Monday, January 4, 2010

Desert? Dessert?

Driving in the desert on the outskirts of Doha yesterday, these two very friendly Qatari kids stop me and ask if they can help me at all. I said, "Nah, I'm just driving around." They asked if I wanted to see some birds. This sounded good. "Sure!" I said. So, I got into their little 4x4 and off we went. They took me to this little 'oasis' type place just up a dirt trail. They did not lie. The place was teeming with birds. I don't know what kind of birds they were exactly, but there were a lot of them. Ducks I recognized. They were the first I had seen in Qatar. Overhead, giant falcons cruised the skies looking down for food. A giant crane like bird lifted off from the tall reeds that ringed the water. Dragonflies darted around. The water was perfectly still. It was a green, watery paradise surrounded by miles of sand..

The one kid said something interesting to me. I said we had no deserts in Canada. He said "To us, if there is no desert, there is no life." To many, the desert is the opposite: void of life, a harsh place, brutal place. I remember being taught the difference between the spelling of 'desert' and 'dessert' in this way: 'dessert' has two s's because you want more, 'desert' has one s, because you want less. Deserts are graveyards, hot and dry, inhospitable. In movies and cartoons, the desert swallows up poor, delirious people who end up lost with no water, dragging their weakening tattered bodies as they hallucinate and see mirages.

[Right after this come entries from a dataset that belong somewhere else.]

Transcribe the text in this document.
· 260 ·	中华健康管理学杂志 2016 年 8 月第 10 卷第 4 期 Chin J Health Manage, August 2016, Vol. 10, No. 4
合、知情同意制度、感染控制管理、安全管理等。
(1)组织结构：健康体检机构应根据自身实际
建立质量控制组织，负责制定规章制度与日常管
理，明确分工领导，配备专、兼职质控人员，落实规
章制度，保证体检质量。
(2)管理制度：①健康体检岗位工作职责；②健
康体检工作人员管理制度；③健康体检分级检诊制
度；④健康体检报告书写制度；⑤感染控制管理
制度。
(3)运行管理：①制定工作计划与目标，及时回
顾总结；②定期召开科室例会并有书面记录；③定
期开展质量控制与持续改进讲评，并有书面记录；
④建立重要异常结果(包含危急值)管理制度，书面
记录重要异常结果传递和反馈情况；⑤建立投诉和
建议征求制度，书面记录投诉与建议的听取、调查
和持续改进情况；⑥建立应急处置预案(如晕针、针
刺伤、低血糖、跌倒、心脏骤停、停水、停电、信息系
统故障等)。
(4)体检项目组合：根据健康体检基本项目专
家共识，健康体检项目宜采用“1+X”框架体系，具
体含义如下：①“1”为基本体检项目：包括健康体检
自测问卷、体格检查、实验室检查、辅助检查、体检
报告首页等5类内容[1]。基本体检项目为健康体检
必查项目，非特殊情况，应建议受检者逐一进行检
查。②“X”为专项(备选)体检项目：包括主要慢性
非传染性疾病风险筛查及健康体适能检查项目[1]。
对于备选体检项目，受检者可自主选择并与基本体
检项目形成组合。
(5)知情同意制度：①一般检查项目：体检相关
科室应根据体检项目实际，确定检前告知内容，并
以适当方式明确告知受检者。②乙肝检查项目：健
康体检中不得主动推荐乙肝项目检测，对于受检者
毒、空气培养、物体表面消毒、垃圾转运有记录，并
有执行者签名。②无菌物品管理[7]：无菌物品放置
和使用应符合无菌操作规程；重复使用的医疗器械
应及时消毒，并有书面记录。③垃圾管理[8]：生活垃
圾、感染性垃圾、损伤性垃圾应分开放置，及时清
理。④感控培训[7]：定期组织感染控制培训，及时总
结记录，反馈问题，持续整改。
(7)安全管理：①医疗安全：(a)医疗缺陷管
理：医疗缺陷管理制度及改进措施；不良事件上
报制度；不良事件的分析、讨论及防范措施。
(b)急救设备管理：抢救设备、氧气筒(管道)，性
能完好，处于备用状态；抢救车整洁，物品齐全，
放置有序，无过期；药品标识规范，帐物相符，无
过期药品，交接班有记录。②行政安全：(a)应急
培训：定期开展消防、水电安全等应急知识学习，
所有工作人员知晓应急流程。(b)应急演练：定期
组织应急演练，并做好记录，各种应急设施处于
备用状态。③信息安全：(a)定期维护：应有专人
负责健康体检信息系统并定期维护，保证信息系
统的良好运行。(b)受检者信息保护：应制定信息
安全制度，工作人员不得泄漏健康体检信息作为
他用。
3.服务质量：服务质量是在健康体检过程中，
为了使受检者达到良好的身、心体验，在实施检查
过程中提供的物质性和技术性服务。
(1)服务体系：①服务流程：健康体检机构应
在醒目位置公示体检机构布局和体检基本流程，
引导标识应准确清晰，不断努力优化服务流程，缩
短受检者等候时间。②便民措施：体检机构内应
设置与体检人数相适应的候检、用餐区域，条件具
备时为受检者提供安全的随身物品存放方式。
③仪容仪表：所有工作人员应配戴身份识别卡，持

Turns out that the desert isn't a wasteland. It can be a harsh place, but it is still filled with life. Where ever a bit of water can be found, a spot of shade can be seen, a small hole can be dug, and other food can be caught, there is life in the desert. Plants and animals have adapted, figuring out ways to survive and thrive, just as this kid knew how to use the desert for his benefit. He told me about hunting hares and birds. He would point out the birds that were particularly delicious as they flew off. As it turns out, he owns and trains falcons in the north of the peninsula. Falcons have been used for generations to hunt. He knows where to find animals, food, water. The desert sustains him and his family. It has kept his lineage alive for decades...even centuries.

This was an important meeting for me, personally. One can easily look at Doha and see a very shallow place. Big glassy buildings are going up everywhere. SUV's rule the roads. Money is in obvious abundance. It seems as though there is no traditional culture whatsoever. But, as it turns out, that isn't the case. The land is still important. Traditions are still very much alive. The desert still means life to many Qataris. I saw a different side to this country, and this culture...this complex culture, where things are never what they seem to be, and just when I think I have things figured out, I discover that I don't.


  1. Fascinating, Chris! Did you get any photos? I love following your Doha experience.
    Also, if you've not already seen it, you should see the Planet Earth 'Desert' episode.

  2. Ya, actually, I did get some pictures. I have to get them off of my camera. I'll post them when I get a chance...:) Glad you like to hear about Doha. If you are ever in the neighbourhood, be sure to stop in!!!!

    You know, I keep hearing so many good things about Planet Earth. I'll have to track it down!